Reputation: 2265
I am using Elasticsearch 6.1 API for Python and I am trying to read a certain value from every single document in the database (303 958 documents).
doc = {
'size' : 1000,
'query' : {
'match_all' : {}
}
}
samplesCount = 0
res = es.search(index="index", doc_type='data', body=doc, scroll='1m')
scrollId = res['_scroll_id']
scrollSize = res['hits']['total']
while scrollSize > 0 :
for x in range (0, len(res['hits']['hits']) - 1) :
name = res['hits']['hits'][x]['_source']['name']
samplesCount += 1
print(str(samplesCount) + '. ' + name)
scrollSize -= 1
res = es.scroll(scroll_id=scrollId, scroll='1m')
The indexing (samplesCount) ends at 303 654 and it seems like the es.scroll returns no results for the remaining documents (around 300, which is less then a scroll size).

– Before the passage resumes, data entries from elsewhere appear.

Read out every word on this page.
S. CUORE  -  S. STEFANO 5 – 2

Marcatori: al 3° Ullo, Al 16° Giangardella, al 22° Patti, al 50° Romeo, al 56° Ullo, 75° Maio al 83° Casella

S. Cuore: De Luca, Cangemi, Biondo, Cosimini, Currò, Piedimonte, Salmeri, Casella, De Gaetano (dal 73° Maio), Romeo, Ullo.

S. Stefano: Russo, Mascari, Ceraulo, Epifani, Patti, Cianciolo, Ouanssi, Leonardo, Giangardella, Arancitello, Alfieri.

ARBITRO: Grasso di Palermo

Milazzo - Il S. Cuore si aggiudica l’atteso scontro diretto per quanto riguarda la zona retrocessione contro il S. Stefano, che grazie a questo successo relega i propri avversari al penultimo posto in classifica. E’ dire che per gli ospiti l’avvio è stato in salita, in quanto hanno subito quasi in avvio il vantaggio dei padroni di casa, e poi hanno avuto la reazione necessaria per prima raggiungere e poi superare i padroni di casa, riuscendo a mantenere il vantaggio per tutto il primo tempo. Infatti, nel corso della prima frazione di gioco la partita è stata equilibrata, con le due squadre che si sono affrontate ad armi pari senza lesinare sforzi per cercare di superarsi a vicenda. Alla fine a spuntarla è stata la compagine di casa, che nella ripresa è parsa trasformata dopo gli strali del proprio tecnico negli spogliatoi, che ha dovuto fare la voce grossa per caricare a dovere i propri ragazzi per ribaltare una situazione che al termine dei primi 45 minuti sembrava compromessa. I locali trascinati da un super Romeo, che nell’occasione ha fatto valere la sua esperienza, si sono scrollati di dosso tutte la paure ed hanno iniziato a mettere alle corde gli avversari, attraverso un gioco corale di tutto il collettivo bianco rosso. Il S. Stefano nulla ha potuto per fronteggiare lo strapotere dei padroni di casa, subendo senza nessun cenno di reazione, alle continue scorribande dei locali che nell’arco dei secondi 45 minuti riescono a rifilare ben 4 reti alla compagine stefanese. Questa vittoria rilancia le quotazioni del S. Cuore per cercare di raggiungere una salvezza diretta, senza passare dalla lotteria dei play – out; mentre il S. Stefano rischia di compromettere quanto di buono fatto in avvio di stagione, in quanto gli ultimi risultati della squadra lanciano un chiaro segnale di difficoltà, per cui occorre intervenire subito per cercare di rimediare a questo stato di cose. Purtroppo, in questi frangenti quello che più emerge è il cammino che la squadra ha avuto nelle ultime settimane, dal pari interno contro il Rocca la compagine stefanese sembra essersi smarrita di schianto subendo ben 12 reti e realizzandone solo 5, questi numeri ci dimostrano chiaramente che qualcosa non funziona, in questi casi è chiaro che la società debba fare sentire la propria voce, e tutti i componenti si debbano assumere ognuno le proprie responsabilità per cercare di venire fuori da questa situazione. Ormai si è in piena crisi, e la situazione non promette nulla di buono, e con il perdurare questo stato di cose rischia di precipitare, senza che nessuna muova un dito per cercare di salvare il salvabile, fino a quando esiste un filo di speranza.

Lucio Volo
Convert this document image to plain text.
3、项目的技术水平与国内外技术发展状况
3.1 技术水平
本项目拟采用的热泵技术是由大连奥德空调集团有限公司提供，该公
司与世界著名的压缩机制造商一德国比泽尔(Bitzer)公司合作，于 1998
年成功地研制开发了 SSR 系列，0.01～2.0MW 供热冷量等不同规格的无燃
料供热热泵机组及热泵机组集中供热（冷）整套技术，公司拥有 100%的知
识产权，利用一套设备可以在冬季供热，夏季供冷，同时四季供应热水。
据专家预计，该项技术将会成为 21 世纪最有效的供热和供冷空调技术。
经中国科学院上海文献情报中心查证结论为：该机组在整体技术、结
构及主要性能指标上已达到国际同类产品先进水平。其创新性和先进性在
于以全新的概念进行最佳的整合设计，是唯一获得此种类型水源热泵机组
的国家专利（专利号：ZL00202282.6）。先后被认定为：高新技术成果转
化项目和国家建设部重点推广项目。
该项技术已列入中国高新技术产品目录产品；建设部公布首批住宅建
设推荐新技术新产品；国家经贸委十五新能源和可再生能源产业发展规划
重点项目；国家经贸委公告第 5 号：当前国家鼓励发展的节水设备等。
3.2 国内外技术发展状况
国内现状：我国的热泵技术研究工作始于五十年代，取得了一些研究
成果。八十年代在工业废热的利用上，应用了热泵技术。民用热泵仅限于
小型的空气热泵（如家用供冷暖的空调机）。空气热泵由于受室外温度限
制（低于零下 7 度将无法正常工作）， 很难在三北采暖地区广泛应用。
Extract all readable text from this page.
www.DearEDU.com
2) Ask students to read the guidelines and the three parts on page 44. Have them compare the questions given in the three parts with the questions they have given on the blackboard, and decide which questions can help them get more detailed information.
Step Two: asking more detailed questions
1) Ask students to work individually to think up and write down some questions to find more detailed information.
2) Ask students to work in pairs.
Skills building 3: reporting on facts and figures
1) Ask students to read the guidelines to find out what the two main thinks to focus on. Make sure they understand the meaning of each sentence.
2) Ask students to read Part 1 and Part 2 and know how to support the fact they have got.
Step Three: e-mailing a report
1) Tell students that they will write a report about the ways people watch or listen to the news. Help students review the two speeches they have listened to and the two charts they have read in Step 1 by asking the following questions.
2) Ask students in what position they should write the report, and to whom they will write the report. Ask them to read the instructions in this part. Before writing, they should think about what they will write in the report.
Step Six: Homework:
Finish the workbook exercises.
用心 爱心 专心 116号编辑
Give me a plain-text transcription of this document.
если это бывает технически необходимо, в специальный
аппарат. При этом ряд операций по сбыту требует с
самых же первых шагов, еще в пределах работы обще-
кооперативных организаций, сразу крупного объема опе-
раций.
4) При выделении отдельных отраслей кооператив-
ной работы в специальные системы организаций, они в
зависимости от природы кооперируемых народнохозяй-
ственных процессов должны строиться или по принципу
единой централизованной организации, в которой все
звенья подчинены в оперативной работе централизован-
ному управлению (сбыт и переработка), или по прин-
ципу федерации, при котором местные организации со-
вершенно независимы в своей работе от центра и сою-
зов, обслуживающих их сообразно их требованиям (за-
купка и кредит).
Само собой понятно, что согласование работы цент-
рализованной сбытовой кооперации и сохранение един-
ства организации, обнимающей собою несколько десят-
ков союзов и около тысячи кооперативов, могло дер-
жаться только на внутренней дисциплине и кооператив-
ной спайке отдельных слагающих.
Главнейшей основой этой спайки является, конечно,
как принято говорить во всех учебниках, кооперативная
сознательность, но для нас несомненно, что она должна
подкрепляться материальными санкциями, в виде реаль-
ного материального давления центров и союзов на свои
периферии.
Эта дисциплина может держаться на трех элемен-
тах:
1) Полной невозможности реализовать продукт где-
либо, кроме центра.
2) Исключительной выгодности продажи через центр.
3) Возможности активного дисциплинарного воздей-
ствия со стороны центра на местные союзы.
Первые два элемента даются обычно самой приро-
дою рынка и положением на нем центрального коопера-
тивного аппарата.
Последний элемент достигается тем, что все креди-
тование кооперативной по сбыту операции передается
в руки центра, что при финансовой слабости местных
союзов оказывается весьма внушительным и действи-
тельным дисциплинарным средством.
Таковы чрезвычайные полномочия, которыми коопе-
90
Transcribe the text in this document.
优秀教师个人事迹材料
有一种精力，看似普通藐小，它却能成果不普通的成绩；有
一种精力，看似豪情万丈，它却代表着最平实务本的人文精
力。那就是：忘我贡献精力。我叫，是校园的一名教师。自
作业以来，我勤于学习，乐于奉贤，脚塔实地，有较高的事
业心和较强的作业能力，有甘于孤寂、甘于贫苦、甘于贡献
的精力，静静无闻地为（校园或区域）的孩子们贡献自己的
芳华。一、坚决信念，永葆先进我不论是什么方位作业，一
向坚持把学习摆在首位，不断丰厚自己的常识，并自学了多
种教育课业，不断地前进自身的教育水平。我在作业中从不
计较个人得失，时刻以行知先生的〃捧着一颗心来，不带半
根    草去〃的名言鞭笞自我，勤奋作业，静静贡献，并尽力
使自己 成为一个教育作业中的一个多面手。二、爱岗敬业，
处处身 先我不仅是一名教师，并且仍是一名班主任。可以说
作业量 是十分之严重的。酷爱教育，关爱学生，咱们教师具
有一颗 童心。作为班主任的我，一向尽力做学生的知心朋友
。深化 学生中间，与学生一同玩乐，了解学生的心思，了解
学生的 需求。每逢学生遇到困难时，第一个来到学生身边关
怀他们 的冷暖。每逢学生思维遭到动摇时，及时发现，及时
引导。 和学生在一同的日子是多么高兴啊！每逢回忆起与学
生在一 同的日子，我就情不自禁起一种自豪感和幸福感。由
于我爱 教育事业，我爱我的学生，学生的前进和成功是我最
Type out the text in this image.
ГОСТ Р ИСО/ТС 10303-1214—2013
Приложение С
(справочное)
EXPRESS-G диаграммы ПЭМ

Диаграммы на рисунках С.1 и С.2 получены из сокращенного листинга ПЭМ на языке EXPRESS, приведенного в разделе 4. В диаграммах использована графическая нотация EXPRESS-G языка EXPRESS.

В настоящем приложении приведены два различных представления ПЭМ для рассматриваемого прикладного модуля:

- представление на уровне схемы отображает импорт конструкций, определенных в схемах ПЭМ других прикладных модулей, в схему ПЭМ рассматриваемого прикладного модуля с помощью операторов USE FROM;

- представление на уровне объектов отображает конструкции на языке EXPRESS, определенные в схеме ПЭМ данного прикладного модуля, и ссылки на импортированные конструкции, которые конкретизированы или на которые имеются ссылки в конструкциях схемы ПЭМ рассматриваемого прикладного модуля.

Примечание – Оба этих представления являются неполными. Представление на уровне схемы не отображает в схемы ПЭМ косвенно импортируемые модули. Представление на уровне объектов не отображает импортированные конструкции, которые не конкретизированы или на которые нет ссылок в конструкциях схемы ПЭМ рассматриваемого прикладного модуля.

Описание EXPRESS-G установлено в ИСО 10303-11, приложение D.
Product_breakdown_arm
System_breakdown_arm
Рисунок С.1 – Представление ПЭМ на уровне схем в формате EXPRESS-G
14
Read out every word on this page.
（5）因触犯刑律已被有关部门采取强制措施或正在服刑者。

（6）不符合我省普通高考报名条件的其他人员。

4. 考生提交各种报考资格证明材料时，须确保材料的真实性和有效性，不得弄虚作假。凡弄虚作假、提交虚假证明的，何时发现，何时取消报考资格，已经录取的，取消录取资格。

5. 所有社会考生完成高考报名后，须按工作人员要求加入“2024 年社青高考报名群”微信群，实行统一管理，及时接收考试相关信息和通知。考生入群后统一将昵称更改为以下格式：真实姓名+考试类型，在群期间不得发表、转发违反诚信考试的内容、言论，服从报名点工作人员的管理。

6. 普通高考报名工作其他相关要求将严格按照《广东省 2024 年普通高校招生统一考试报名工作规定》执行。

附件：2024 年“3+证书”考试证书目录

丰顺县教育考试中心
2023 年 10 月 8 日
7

What is also makes me curious is that it ends at 303 654 ... I would expect a round number (a multiple of 1000).
Any ideas ?
Thank you very much for any helpful tips.
Upvotes: 1
Views: 1308
Reputation: 5924
Try replacing
range (0, len(res['hits']['hits']) - 1)
with
range(0, len(res['hits']['hits']))
or (equivalently)
range(len(res['hits']['hits']))
From looking at the syntax and the numbers that you quote it looks like you are skipping 1 record per iteration of the while
cycle.
Upvotes: 1